I was venturing East thanks to a voucher for the aforesaid Brazilian at Joe Franciosa’s G Salons in Shoreditch, a present from Cleo who was sick of me complaining about my frizzy tresses. Joe guided me from the station by phone, greeted me like an old friend and then plied me with iced coffee while I fired up my laptop to download the voucher, which I obviously had forgotten to print off.

The whole process took about two hours as my hair was washed, dried, painted section by section with something that smelt faintly as if it should be painted on to dented car panels to keep the rust off, then blow dried, straightened and voila. I left the salon feeling ten years younger, thanks to the lovely Liverpudlian stylist, Taneshia, who looked like a supermodel and made Paul O’Grady sound slightly slow. Sample, “I love London but some of the people are so miserable – they wouldn’t crack a smile if they saw a cat dance,” all said while dispensing advice on how to care for my new style.

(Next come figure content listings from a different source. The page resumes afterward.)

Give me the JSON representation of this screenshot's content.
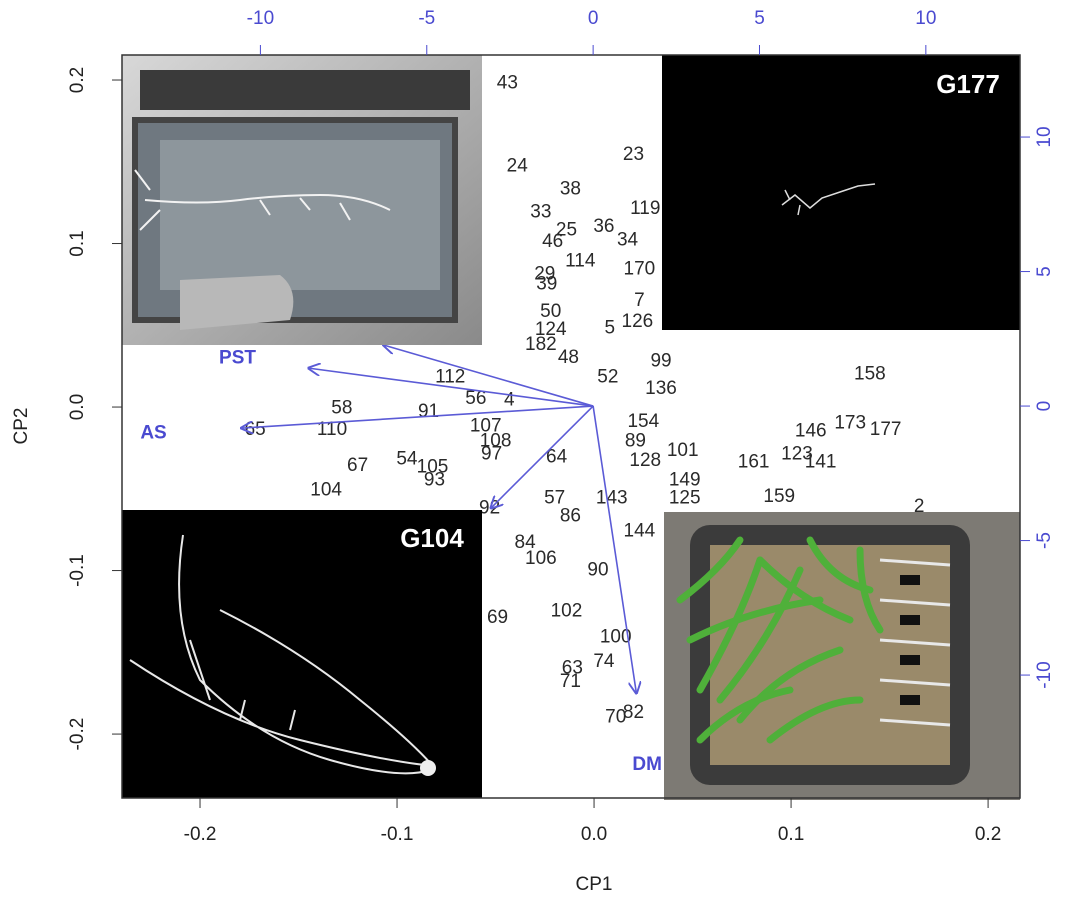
{
  "chart_data": {
    "type": "biplot",
    "xlabel": "CP1",
    "ylabel": "CP2",
    "xlim": [
      -0.2396,
      0.2162
    ],
    "ylim": [
      -0.2391,
      0.2153
    ],
    "xticks": [
      -0.2,
      -0.1,
      {
        "value": 0,
        "label": "0.0"
      },
      0.1,
      0.2
    ],
    "yticks": [
      -0.2,
      -0.1,
      {
        "value": 0,
        "label": "0.0"
      },
      0.1,
      0.2
    ],
    "x2lim": [
      -14.16,
      12.83
    ],
    "y2lim": [
      -14.57,
      13.05
    ],
    "x2ticks": [
      -10,
      -5,
      0,
      5,
      10
    ],
    "y2ticks": [
      -10,
      -5,
      0,
      5,
      10
    ],
    "points": {
      "color": "#2a2a2a",
      "labels": [
        "43",
        "23",
        "24",
        "38",
        "33",
        "119",
        "25",
        "36",
        "46",
        "34",
        "114",
        "170",
        "29",
        "39",
        "7",
        "50",
        "124",
        "5",
        "126",
        "182",
        "48",
        "99",
        "158",
        "112",
        "52",
        "136",
        "56",
        "4",
        "58",
        "91",
        "110",
        "65",
        "107",
        "154",
        "89",
        "173",
        "177",
        "146",
        "108",
        "97",
        "64",
        "101",
        "128",
        "161",
        "123",
        "141",
        "67",
        "54",
        "105",
        "93",
        "104",
        "149",
        "125",
        "159",
        "57",
        "143",
        "92",
        "2",
        "86",
        "144",
        "84",
        "106",
        "90",
        "102",
        "69",
        "100",
        "74",
        "63",
        "71",
        "70",
        "82"
      ],
      "x": [
        -0.044,
        0.02,
        -0.039,
        -0.012,
        -0.027,
        0.026,
        -0.014,
        0.005,
        -0.021,
        0.017,
        -0.007,
        0.023,
        -0.025,
        -0.024,
        0.023,
        -0.022,
        -0.022,
        0.008,
        0.022,
        -0.027,
        -0.013,
        0.034,
        0.14,
        -0.073,
        0.007,
        0.034,
        -0.06,
        -0.043,
        -0.128,
        -0.084,
        -0.133,
        -0.172,
        -0.055,
        0.025,
        0.021,
        0.13,
        0.148,
        0.11,
        -0.05,
        -0.052,
        -0.019,
        0.045,
        0.026,
        0.081,
        0.103,
        0.115,
        -0.12,
        -0.095,
        -0.082,
        -0.081,
        -0.136,
        0.046,
        0.046,
        0.094,
        -0.02,
        0.009,
        -0.053,
        0.165,
        -0.012,
        0.023,
        -0.035,
        -0.027,
        0.002,
        -0.014,
        -0.049,
        0.011,
        0.005,
        -0.011,
        -0.012,
        0.011,
        0.02
      ],
      "y": [
        0.198,
        0.154,
        0.147,
        0.133,
        0.119,
        0.121,
        0.108,
        0.11,
        0.101,
        0.102,
        0.089,
        0.084,
        0.081,
        0.075,
        0.065,
        0.058,
        0.047,
        0.048,
        0.052,
        0.038,
        0.03,
        0.028,
        0.02,
        0.018,
        0.018,
        0.011,
        0.005,
        0.004,
        -0.001,
        -0.003,
        -0.014,
        -0.014,
        -0.012,
        -0.009,
        -0.021,
        -0.01,
        -0.014,
        -0.015,
        -0.021,
        -0.029,
        -0.031,
        -0.027,
        -0.033,
        -0.034,
        -0.029,
        -0.034,
        -0.036,
        -0.032,
        -0.037,
        -0.045,
        -0.051,
        -0.045,
        -0.056,
        -0.055,
        -0.056,
        -0.056,
        -0.062,
        -0.061,
        -0.067,
        -0.076,
        -0.083,
        -0.093,
        -0.1,
        -0.125,
        -0.129,
        -0.141,
        -0.156,
        -0.16,
        -0.168,
        -0.19,
        -0.187
      ]
    },
    "arrows": {
      "color": "#5b5bd6",
      "names": [
        "PST",
        "AS",
        "DM",
        null,
        null
      ],
      "x": [
        -8.55,
        -10.57,
        1.3,
        -6.3,
        -3.07
      ],
      "y": [
        1.41,
        -0.82,
        -10.67,
        2.27,
        -3.79
      ]
    },
    "annotations": [
      "G177",
      "G104"
    ]
  }
}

“Keep it bone dry for three days – so don’t wash it, don’t get it wet in the shower and don’t sweat.” Followed by the slightly scary, “And don’t tie it back, put it behind your ears or do that,” she said warning me not to put my glasses on top of my head. “You’ll get kinks,” she said, happily taking before and (reminding me to take an after…) photos without batting her beautiful lashes.

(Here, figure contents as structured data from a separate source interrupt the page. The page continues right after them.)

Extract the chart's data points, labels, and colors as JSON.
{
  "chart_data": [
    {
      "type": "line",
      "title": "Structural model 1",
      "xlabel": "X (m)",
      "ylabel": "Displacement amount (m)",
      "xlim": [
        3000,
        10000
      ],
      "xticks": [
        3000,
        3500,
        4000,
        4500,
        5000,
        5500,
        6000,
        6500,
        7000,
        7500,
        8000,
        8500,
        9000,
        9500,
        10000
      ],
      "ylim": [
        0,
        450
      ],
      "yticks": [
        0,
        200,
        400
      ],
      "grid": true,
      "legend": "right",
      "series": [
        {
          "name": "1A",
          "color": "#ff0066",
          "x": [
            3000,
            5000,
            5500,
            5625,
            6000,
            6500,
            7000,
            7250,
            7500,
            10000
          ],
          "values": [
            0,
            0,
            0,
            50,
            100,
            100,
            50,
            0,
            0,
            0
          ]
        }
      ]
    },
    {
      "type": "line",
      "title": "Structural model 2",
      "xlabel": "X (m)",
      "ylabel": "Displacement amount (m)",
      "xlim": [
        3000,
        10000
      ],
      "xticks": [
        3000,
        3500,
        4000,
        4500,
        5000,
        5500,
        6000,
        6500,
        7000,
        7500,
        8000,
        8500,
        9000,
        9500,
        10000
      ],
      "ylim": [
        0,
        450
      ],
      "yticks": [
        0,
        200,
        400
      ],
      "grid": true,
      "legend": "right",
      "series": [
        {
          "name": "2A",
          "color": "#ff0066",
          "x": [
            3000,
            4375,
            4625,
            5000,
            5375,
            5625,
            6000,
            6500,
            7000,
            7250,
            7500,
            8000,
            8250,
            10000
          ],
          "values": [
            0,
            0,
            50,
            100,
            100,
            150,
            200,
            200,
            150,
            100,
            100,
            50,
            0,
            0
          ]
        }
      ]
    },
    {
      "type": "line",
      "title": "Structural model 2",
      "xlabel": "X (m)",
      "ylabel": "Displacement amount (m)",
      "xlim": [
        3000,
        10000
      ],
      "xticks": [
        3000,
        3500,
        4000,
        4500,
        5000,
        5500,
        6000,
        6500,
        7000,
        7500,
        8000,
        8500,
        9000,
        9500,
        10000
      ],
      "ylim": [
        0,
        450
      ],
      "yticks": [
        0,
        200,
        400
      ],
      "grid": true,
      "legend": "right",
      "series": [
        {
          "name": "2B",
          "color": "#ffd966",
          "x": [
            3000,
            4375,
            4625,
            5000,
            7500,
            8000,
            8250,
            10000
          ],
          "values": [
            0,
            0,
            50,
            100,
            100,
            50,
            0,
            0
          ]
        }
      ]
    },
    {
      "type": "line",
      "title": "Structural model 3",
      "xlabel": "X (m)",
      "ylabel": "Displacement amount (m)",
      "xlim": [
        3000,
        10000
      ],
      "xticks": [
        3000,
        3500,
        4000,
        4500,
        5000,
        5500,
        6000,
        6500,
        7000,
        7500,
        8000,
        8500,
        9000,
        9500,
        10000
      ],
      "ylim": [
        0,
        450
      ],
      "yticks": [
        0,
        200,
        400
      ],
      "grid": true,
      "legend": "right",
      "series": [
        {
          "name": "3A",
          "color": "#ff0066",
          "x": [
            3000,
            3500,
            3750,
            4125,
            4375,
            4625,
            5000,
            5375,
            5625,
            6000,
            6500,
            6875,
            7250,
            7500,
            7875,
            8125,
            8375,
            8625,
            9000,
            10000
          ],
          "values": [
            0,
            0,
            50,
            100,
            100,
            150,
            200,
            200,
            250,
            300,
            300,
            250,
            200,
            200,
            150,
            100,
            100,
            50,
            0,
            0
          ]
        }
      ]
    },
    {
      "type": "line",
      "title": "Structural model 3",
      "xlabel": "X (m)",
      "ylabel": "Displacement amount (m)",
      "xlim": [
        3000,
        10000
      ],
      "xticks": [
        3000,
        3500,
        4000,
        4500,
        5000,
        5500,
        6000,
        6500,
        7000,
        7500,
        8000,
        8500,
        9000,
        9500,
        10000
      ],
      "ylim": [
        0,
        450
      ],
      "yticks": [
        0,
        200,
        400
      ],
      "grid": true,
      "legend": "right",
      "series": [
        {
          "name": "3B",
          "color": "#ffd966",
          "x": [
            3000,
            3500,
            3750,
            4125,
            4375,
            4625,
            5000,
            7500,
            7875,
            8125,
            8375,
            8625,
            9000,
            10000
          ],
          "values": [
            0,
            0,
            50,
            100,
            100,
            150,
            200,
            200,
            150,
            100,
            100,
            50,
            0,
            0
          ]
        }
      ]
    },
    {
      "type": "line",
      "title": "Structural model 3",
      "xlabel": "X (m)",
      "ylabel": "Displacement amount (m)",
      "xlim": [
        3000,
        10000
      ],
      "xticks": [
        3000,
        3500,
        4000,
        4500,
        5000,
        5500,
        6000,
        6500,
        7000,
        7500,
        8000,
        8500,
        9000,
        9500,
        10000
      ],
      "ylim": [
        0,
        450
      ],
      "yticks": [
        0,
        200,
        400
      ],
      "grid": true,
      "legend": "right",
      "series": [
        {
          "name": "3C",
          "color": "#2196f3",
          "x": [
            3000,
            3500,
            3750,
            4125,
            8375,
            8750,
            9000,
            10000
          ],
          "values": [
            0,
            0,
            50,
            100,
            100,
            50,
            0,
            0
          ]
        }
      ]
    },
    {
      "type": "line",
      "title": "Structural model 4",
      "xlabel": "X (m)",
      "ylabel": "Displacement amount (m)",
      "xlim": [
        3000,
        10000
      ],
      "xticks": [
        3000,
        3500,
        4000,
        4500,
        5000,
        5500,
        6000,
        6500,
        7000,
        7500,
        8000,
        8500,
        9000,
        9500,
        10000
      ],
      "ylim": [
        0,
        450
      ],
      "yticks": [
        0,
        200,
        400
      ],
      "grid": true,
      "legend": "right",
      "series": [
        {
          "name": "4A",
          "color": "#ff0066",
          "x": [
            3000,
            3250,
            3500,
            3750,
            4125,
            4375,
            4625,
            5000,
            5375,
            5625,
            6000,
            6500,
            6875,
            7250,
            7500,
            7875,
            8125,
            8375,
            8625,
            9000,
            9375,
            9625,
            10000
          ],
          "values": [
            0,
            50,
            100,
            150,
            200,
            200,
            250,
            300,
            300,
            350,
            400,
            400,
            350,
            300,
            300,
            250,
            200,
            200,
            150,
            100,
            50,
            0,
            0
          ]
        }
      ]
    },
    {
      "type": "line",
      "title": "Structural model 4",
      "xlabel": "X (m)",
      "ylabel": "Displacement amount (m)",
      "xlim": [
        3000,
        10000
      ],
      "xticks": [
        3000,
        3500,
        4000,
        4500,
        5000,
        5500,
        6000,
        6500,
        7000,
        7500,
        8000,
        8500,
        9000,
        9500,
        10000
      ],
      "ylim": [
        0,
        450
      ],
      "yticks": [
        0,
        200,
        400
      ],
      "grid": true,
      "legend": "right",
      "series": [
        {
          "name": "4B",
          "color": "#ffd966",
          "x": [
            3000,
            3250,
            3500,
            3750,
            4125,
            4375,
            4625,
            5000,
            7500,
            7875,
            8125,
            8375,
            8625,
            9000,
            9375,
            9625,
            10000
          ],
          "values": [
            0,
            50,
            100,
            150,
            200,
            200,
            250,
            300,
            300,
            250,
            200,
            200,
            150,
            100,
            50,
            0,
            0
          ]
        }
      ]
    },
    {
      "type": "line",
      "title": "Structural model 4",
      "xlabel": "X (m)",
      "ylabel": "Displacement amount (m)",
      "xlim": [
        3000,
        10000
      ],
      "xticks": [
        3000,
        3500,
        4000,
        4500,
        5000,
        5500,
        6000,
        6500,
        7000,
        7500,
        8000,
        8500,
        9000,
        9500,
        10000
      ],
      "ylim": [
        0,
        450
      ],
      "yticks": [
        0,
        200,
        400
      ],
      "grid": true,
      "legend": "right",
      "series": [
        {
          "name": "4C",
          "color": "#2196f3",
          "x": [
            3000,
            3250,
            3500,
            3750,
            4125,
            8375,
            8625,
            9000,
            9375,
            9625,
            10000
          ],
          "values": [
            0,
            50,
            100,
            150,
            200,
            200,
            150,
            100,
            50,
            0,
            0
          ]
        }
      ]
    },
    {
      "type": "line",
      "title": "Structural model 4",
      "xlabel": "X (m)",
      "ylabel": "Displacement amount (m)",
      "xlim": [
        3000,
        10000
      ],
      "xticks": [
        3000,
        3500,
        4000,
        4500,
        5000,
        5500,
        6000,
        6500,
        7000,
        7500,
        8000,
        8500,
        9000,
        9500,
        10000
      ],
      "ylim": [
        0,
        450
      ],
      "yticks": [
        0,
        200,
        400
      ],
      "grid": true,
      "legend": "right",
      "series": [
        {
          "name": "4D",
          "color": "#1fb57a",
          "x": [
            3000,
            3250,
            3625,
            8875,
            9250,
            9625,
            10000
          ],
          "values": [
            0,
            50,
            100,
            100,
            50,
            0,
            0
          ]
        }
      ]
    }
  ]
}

She sent me on my way with a bottle of Keratin-friendly shampoo and conditioner and “just a trim” because although she didn’t say so, before her handiwork, I was looking less like Gwynnie and more like a blonde Ramone.

I got home just in time for the school run where I was showered with compliments about my new glossy look, though some couldn’t quite place what was different about me. One dad, who I say hello to every single afternoon almost walked straight past me saying, “Sorry I didn’t recognised you with your glasses on.” (He has never seen me without my specs.) So now all I had to do was look after it. Easy enough – till I woke up the next morning with an urgent appointment down the road with a Monsoon in full flow outside. “Why are there never any brollies in this house?” I ranted, threatening to go out carrying Katy’s Moshi Monsters one till I found two telescopic ones in the bottom of my handbag.

My Brazilian and I survived the downpour and the twice daily hair straightening and by Monday it was still collecting compliments, which of course I had to ruin by being needy and saying things like, “Really? You don’t think I remind you a bit of Garth from Wayne’s World,” which at least one person connected to just a leeetle too quickly for my liking.

Yesterday was the day of reckoning – I could finally wash my Keratin-treated hair, but that meant I also had to dry it and attempt to straighten it. Of course it also coincided with Katy’s geography homework day (identify five things you would take with you to the desert). The night before she’d talked me into doing it by recreating the Sahara in cake form (one packet of Betty Crocker chocolate fudge cake meets one packet of Rich Tea biscuits and a rolling pin – eat your heart out Katy Reddy). But let’s just say, what with finding the rolling pin and digging out the camel from the Christmas nativity in the shed to decorate it with, there wasn’t an awful lot of time left for “styling and finishing”. But I thought I did a pretty good job, considering. Till I got home and Cleo greeted me with, “Mumma you’ve got a kink – why didn’t you call me?” Well, let’s see – could it be because the last time I borrowed your hot brush it shut down in a cloud of singed hair and fused the downstairs lights? Or because this morning you told me “I hate EVERYONE – no offence”? and oh yes “You’re in the middle of A levels…”

Did I say that? No, I trotted off into her room for some last-minute coaching and emerged ten minutes later sleeker and glossier and ready to take on the world. Vamos la Brasil!